Playoff Preview: Pess vs. Crawfish
1. Pessimistic Players (114-48)
8. Nebraska Crawfish (90-72)
Defectors old-guard members meet in the 2014 quarterfinals
Primer:
After a 6-game win streak in mid-August, Crawfish limped to a 5-10 finish, falling to 3rd place in the division (5 games back of Shape) but still easily secured the points wild card (edging next-closest Pelicans by 364.6 points). Their reward: the hottest thing the Defectors has seen since they last ventured outside some months back.
Pess went 30-2 in August, which we'll just go and assume is the best monthly record since ever. It was a month of streaking Frank the Tank would be proud of; an 18-gamer from July 30 to August 18 and, after catching their breath, a 14-gamer that ran from August 22 through the end of the season (Sep 2). Coupled with a Yahoo-stats-correction-aided overturned loss (5 IP ≠CGSHO? Who knew?), they were able to edge Otto for the #1 seed despite finishing the year 4th in points.
Keys to Victory:
As Victor Martinez goes, so go the Pessimistic Players. With 23 hits, 5 HR, 14 RBI and 121.2 points over the last 14 days, this SE Asian convenience store of mashing is the pillar of the Pess offense. He also, possibly as a tongue-in-cheek gesture, is only good enough to occupy the UTIL spot. Additionally fueling this offense is every last bit of smoke and mirrors Josh Harrison could buy up around the Greater Pittsburgh Area. On the pitching side, there's young Amish phenom Clayton Kershaw whose curveball and control are matched only by his barn-raising prowess. Tom Koehler and Jeff Samardzija (only took two attempts to spell correctly) have also been pitching well as of late.

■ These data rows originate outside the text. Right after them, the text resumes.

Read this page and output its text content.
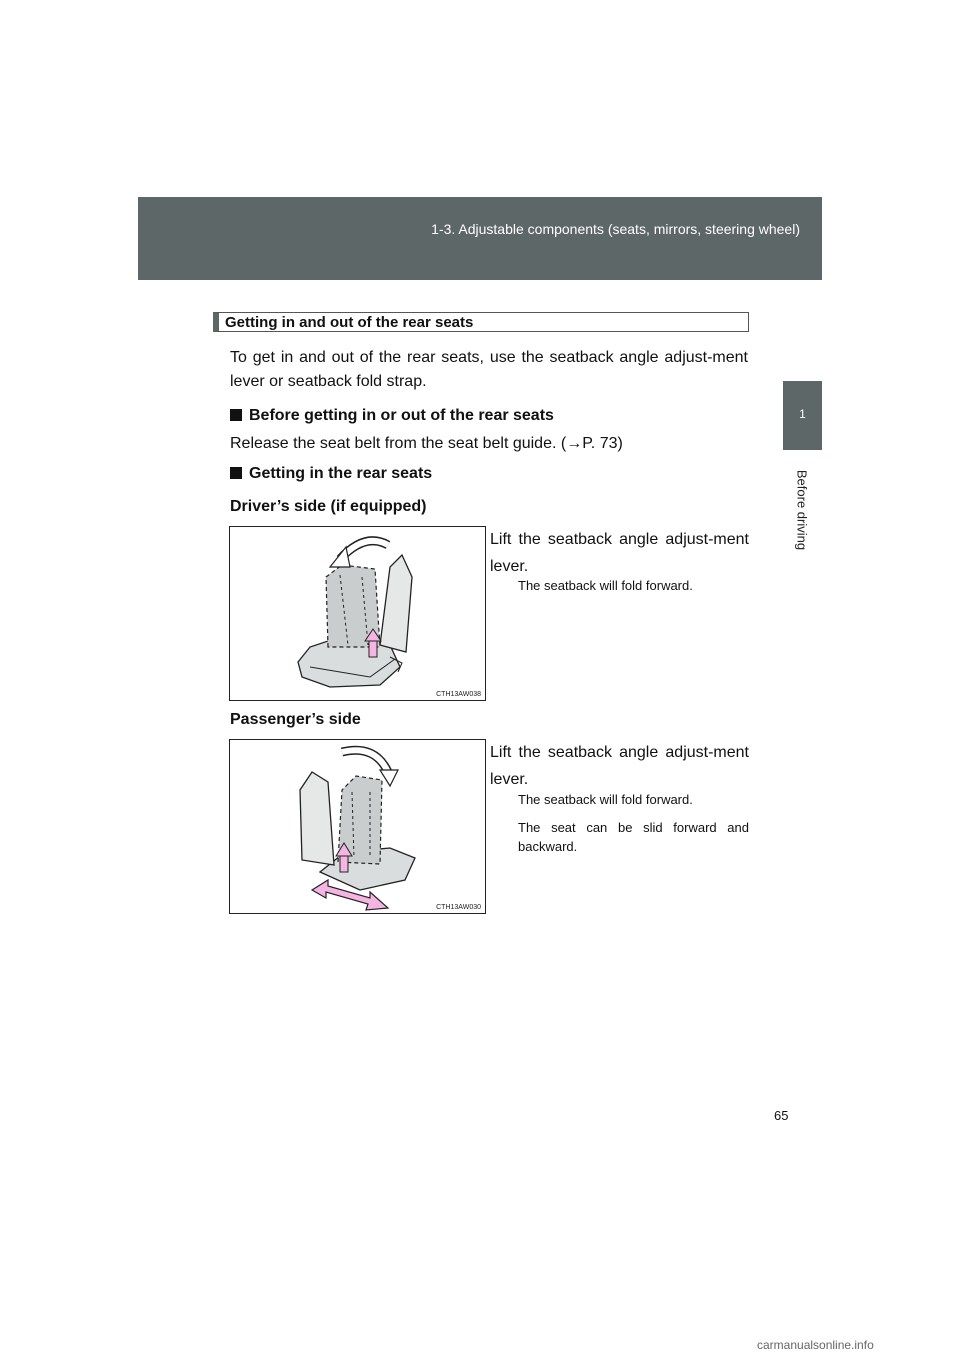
1-3. Adjustable components (seats, mirrors, steering wheel)
1
Before driving
Getting in and out of the rear seats
To get in and out of the rear seats, use the seatback angle adjust-ment lever or seatback fold strap.
Before getting in or out of the rear seats
Release the seat belt from the seat belt guide. (→P. 73)
Getting in the rear seats
Driver’s side (if equipped)
CTH13AW038
Lift the seatback angle adjust-ment lever.
The seatback will fold forward.
Passenger’s side
CTH13AW030
Lift the seatback angle adjust-ment lever.
The seatback will fold forward.
The seat can be slid forward and backward.
65
carmanualsonline.info
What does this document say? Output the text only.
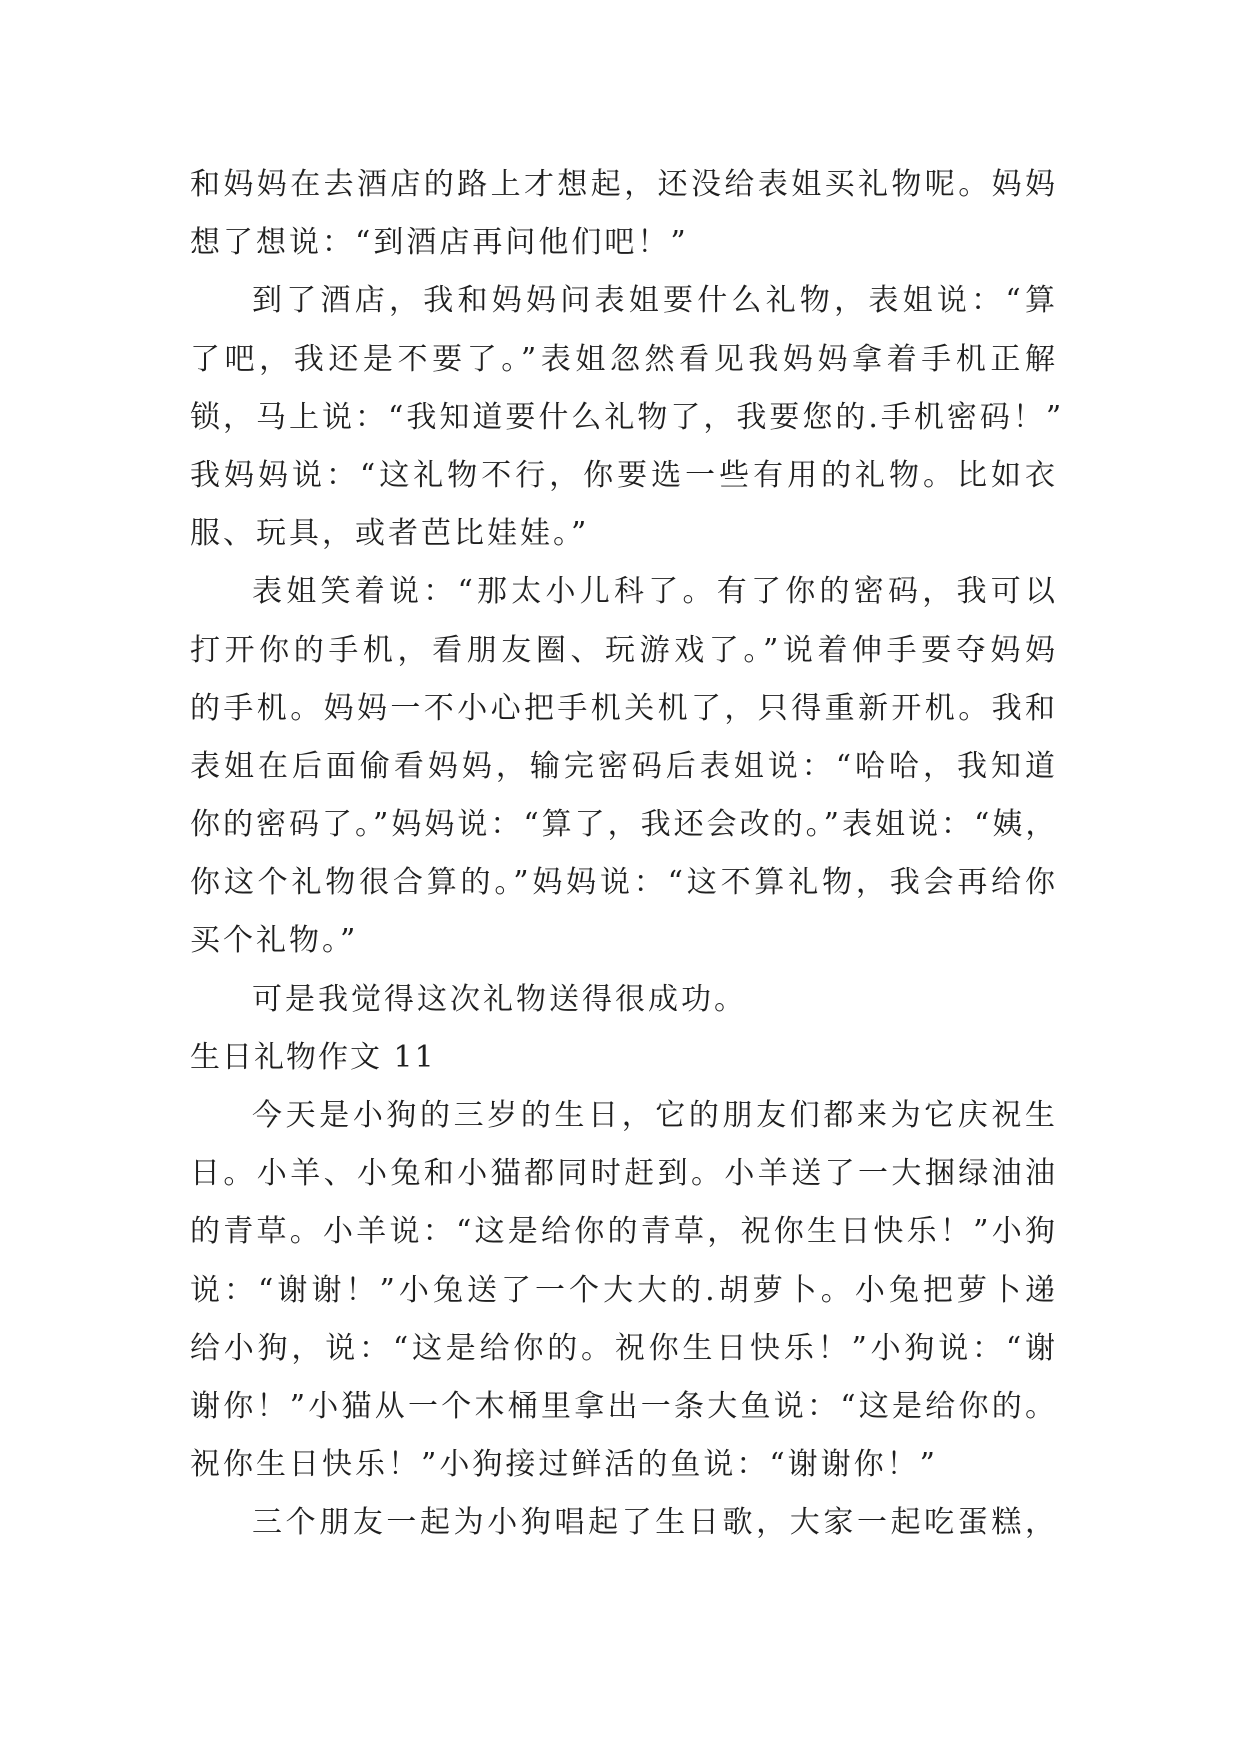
和妈妈在去酒店的路上才想起，还没给表姐买礼物呢。妈妈
想了想说：“到酒店再问他们吧！”
到了酒店，我和妈妈问表姐要什么礼物，表姐说：“算
了吧，我还是不要了。”表姐忽然看见我妈妈拿着手机正解
锁，马上说：“我知道要什么礼物了，我要您的.手机密码！”
我妈妈说：“这礼物不行，你要选一些有用的礼物。比如衣
服、玩具，或者芭比娃娃。”
表姐笑着说：“那太小儿科了。有了你的密码，我可以
打开你的手机，看朋友圈、玩游戏了。”说着伸手要夺妈妈
的手机。妈妈一不小心把手机关机了，只得重新开机。我和
表姐在后面偷看妈妈，输完密码后表姐说：“哈哈，我知道
你的密码了。”妈妈说：“算了，我还会改的。”表姐说：“姨，
你这个礼物很合算的。”妈妈说：“这不算礼物，我会再给你
买个礼物。”
可是我觉得这次礼物送得很成功。
生日礼物作文 11
今天是小狗的三岁的生日，它的朋友们都来为它庆祝生
日。小羊、小兔和小猫都同时赶到。小羊送了一大捆绿油油
的青草。小羊说：“这是给你的青草，祝你生日快乐！”小狗
说：“谢谢！”小兔送了一个大大的.胡萝卜。小兔把萝卜递
给小狗，说：“这是给你的。祝你生日快乐！”小狗说：“谢
谢你！”小猫从一个木桶里拿出一条大鱼说：“这是给你的。
祝你生日快乐！”小狗接过鲜活的鱼说：“谢谢你！”
三个朋友一起为小狗唱起了生日歌，大家一起吃蛋糕，
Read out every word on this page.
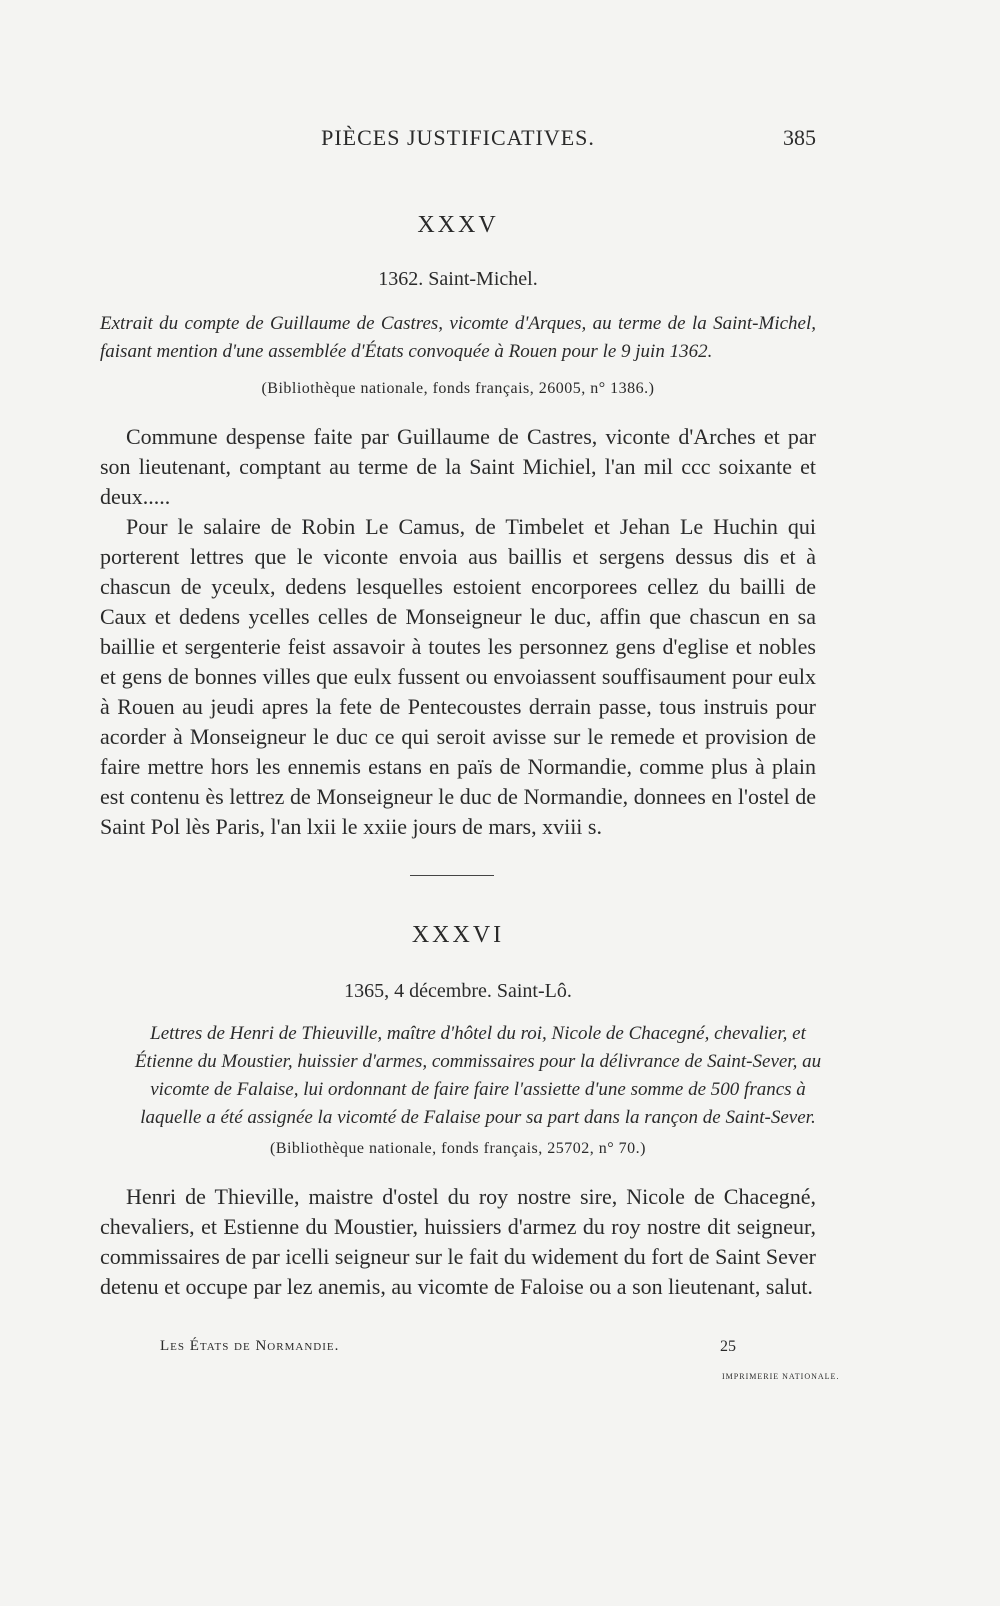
PIÈCES JUSTIFICATIVES.	385
XXXV
1362. Saint-Michel.
Extrait du compte de Guillaume de Castres, vicomte d'Arques, au terme de la Saint-Michel, faisant mention d'une assemblée d'États convoquée à Rouen pour le 9 juin 1362.
(Bibliothèque nationale, fonds français, 26005, n° 1386.)

Commune despense faite par Guillaume de Castres, viconte d'Arches et par son lieutenant, comptant au terme de la Saint Michiel, l'an mil ccc soixante et deux.....

Pour le salaire de Robin Le Camus, de Timbelet et Jehan Le Huchin qui porterent lettres que le viconte envoia aus baillis et sergens dessus dis et à chascun de yceulx, dedens lesquelles estoient encorporees cellez du bailli de Caux et dedens ycelles celles de Monseigneur le duc, affin que chascun en sa baillie et sergenterie feist assavoir à toutes les personnez gens d'eglise et nobles et gens de bonnes villes que eulx fussent ou envoiassent souffisaument pour eulx à Rouen au jeudi apres la fete de Pentecoustes derrain passe, tous instruis pour acorder à Monseigneur le duc ce qui seroit avisse sur le remede et provision de faire mettre hors les ennemis estans en païs de Normandie, comme plus à plain est contenu ès lettrez de Monseigneur le duc de Normandie, donnees en l'ostel de Saint Pol lès Paris, l'an lxii le xxiie jours de mars, xviii s.

XXXVI
1365, 4 décembre. Saint-Lô.
Lettres de Henri de Thieuville, maître d'hôtel du roi, Nicole de Chacegné, chevalier, et Étienne du Moustier, huissier d'armes, commissaires pour la délivrance de Saint-Sever, au vicomte de Falaise, lui ordonnant de faire faire l'assiette d'une somme de 500 francs à laquelle a été assignée la vicomté de Falaise pour sa part dans la rançon de Saint-Sever.
(Bibliothèque nationale, fonds français, 25702, n° 70.)

Henri de Thieville, maistre d'ostel du roy nostre sire, Nicole de Chacegné, chevaliers, et Estienne du Moustier, huissiers d'armez du roy nostre dit seigneur, commissaires de par icelli seigneur sur le fait du widement du fort de Saint Sever detenu et occupe par lez anemis, au vicomte de Faloise ou a son lieutenant, salut.

Les États de Normandie.	25
IMPRIMERIE NATIONALE.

There's no sugarcoating it: the Nebraska Crawfish will live and die with offense output. First in the league in Hits, XBH and Total Bases (and near the top in several other offensive categories), they will need a lot of balls clearing a lot of fences (insert your own joke, but no low-hanging fruit please) to make it to the Semifinals. As long as filming for Dude, Where's My Scooter? doesn't preclude Hunter Pence (101.5 points over last 14 days) from continuing to excel at every phase of the game, albeit in a clunky and arthritic old man fashion, the offense's beacon will remain intact. Ian Kinsler has re-acquired the Eye of the Jew intensity as of late and provides an excellent complementary piece for the offense. David Ortiz light Kenny Vargas has been hot lately but may just as soon remember he is a Twin and stop producing.
What Could Possibly Go Wrong?:
For Crawfish, anything that has to do with a pitcher with a caret next to their opponent. Hiroki Kuroda is enjoying a rare strong finish to a season and Jarrod Cosart is finding a groove down in Miami's acid hallucination of an empty stadium. Other than that, pumpkins as far as the eye can see. Scrolling to the bottom of that roster is like quantum leaping to Halloween night. Wily vets who are capable of churning out clunkers like Garrity Motors, an injured Sean Doolittle and suicide closers from Milwaukee and the South Side. And with 3 extra position players, you run the risk of picking the wrong door on any given night.
The #1 seed runs the risk of the offense going cold around V-Mart, Sergio Romo not receiving any save chances in SF's new closer-by-committee setup (his only real chance at cashing in that category) and young pitchers either getting squeezed by September numbers games (see: Anderson, Chase and Nuno, Vidal in Arizona's new maybe-sort of 6-man rotation) and innings limits (perhaps Anderson again, also Kyle Hendricks).
Shakedown Street: Pess will score 625+ points and win the series by over 80 points.